Rules & Etiquette – Again, few rules apply. The only information you must include is your names and wedding date, although I suggest including location information as well so wedding guests can begin their travel plans. Aim to send save-the-date cards soon after you secure your date and venue, or about 4-6 months prior to your wedding. Remember, everyone who receives a save-the-date also receives an invitation, so have your guest list finalized prior to sending them. You can, however, always add guests later (there is no rule that says everyone must receive a save-the-date card). Although formal replies are not required, you can get preliminary attendance estimates through word-of-mouth.
You want your save-the-date to look unique, personalized and funky; so that it can attract your guests’ attention and make them want to attend your wedding. Save-the-date cards for weddings should ideally reflect the couple’s personality, and the wedding tone.
What you should do – Since this will be your first written contact with most of your guests, it’s important that they make a good first impression. Make sure that you spell each guest’s name correctly. If you are unsure about the spelling of someone’s name, look it up or contact someone reliable.

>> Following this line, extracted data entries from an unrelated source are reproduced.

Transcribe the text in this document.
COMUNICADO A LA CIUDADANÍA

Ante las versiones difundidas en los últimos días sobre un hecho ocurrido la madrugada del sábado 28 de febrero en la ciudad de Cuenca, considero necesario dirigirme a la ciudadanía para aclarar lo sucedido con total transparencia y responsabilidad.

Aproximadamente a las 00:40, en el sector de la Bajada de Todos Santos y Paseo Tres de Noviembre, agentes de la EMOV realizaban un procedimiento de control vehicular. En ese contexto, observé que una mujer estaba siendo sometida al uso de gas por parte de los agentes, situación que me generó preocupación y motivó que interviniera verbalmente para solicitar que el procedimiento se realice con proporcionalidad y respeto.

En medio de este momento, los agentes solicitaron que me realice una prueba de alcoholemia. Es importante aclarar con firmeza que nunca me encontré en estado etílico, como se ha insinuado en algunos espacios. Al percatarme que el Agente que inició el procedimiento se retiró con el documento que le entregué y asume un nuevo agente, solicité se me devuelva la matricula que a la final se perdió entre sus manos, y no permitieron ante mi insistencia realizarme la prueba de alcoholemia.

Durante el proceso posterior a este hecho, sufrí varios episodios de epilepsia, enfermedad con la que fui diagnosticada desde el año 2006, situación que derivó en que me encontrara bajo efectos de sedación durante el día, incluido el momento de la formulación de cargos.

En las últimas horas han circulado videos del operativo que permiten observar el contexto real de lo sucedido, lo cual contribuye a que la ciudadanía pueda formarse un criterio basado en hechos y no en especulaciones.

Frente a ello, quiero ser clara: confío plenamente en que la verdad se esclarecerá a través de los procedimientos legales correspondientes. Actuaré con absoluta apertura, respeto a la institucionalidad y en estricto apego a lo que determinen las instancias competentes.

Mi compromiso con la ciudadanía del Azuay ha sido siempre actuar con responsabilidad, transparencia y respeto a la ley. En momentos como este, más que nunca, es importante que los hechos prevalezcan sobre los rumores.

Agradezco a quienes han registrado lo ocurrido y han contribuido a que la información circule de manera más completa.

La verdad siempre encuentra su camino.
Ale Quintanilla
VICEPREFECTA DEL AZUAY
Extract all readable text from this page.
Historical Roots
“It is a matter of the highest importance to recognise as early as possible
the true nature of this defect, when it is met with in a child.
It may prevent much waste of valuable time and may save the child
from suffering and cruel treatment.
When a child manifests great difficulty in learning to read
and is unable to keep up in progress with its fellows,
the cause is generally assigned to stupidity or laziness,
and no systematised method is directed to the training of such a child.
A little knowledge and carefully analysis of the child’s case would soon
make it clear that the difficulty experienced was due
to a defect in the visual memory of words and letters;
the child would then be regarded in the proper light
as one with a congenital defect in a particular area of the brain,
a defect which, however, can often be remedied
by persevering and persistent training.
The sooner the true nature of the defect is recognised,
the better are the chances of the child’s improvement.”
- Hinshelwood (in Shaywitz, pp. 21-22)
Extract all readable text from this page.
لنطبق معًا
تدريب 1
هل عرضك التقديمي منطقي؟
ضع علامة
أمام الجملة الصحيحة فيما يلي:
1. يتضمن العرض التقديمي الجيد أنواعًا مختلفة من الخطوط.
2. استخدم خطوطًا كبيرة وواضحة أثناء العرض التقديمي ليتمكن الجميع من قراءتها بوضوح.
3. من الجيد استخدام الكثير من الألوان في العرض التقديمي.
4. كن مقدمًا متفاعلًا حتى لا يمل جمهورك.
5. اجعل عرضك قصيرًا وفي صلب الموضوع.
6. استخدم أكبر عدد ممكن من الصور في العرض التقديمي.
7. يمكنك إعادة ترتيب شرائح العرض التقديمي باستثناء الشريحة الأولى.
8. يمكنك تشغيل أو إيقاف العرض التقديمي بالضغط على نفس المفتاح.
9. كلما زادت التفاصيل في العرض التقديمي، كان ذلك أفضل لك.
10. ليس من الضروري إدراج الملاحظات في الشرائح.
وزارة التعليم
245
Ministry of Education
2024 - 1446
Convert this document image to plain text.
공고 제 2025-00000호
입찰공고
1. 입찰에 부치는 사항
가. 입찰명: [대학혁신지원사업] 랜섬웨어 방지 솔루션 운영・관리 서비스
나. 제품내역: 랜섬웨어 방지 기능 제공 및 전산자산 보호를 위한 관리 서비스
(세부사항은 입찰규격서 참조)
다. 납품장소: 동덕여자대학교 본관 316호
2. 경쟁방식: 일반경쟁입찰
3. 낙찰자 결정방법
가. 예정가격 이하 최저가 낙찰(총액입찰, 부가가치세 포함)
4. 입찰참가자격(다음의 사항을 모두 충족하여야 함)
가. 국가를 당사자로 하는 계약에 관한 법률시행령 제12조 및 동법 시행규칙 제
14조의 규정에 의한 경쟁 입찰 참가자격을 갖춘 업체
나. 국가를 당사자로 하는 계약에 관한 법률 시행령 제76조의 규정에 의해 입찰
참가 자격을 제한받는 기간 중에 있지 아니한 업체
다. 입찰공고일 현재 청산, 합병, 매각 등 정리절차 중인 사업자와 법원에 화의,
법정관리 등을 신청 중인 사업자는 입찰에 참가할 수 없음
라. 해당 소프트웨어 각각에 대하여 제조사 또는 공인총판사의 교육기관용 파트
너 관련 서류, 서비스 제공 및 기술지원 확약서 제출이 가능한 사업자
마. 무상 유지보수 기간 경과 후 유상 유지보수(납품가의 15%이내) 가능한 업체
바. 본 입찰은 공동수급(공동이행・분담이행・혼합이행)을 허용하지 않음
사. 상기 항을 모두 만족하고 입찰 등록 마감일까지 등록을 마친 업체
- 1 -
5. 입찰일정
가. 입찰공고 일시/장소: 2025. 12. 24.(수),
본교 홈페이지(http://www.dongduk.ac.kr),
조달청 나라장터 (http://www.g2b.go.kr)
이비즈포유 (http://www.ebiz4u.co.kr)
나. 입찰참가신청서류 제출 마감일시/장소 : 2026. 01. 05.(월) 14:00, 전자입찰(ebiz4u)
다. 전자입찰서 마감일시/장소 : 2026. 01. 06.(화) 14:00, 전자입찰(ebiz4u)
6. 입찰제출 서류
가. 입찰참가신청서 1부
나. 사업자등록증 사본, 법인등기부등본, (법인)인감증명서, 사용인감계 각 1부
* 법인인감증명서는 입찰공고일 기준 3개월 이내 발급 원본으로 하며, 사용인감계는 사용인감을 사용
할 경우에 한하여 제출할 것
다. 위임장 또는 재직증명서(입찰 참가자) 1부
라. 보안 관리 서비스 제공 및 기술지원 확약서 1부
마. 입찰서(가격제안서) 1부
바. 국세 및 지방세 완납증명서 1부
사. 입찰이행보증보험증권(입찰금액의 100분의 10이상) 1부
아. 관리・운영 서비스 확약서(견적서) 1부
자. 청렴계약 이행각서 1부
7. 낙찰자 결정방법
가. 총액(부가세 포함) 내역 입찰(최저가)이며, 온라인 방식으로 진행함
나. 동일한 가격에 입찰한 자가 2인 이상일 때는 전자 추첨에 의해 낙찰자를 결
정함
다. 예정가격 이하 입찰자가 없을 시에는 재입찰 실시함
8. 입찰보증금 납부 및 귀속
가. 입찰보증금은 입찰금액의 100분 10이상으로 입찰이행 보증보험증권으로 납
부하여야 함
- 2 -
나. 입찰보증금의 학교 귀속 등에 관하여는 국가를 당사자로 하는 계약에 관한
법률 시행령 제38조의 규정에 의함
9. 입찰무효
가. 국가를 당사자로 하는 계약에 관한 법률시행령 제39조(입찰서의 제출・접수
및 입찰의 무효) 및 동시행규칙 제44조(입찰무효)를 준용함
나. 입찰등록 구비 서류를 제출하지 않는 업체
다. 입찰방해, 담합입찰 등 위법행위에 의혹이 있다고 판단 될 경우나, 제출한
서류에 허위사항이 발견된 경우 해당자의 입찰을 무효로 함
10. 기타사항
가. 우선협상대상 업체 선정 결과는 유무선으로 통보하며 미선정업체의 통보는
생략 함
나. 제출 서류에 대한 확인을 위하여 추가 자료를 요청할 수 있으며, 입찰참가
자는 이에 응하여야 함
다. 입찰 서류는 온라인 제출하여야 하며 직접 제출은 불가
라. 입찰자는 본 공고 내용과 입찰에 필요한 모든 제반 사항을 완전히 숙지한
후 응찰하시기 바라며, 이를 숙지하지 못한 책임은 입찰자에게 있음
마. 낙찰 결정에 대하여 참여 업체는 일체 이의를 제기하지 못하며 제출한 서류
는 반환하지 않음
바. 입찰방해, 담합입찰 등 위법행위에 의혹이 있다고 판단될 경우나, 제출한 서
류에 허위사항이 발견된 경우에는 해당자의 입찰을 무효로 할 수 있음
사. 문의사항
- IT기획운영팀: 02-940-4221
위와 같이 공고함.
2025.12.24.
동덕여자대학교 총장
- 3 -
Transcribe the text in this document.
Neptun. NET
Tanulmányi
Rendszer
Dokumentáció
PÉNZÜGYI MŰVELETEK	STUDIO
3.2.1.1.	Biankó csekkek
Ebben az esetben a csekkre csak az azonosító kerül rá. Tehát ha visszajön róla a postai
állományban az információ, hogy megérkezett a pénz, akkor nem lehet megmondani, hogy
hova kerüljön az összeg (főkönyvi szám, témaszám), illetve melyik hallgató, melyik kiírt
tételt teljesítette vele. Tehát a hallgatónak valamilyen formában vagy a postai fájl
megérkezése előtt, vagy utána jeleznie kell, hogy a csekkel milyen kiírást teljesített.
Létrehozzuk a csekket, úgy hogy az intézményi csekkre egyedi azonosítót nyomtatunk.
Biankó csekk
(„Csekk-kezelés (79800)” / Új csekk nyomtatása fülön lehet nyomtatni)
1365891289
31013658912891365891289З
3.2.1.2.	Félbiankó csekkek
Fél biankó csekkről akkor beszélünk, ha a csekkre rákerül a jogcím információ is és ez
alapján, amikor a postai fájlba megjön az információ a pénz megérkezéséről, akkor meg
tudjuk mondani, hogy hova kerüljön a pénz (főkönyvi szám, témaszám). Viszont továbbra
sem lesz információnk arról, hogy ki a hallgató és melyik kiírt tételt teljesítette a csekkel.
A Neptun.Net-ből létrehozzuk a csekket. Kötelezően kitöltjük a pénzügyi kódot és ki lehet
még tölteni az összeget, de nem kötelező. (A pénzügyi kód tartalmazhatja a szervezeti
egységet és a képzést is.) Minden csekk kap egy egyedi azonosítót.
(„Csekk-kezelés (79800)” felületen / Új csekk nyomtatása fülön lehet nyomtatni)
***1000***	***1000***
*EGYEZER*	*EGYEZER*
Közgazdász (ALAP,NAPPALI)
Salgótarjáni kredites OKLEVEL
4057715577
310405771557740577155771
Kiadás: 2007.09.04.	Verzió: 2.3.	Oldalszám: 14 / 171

Who Needs them? If your guest list includes a number of out-of-towners, or if your wedding takes place during a holiday or other peak time, you are a prime candidate for save-the-dates. Since invitations don’t go out until 6-8 weeks before the big day, save-the-dates are the perfect way to give wedding guests a preliminary heads up so they can begin making travel arrangements. These days, however, more and more brides send these cards regardless of the time and location of their wedding. Why? Save-the-dates provide a fun opportunity to get the word out and foreshadow the style of your big event.
Since save the date cards are a recent phenomenon, it’s helpful to include an addendum along the lines of ’invitation to follow’. That way, invitees will not mistake the card for the actual invitation because the real invitation will have more details, be more elaborately designed, and more prestigious in general. In other words, your guests won’t think you and your spouse are cheapskates that are as scant on information as you are on cash.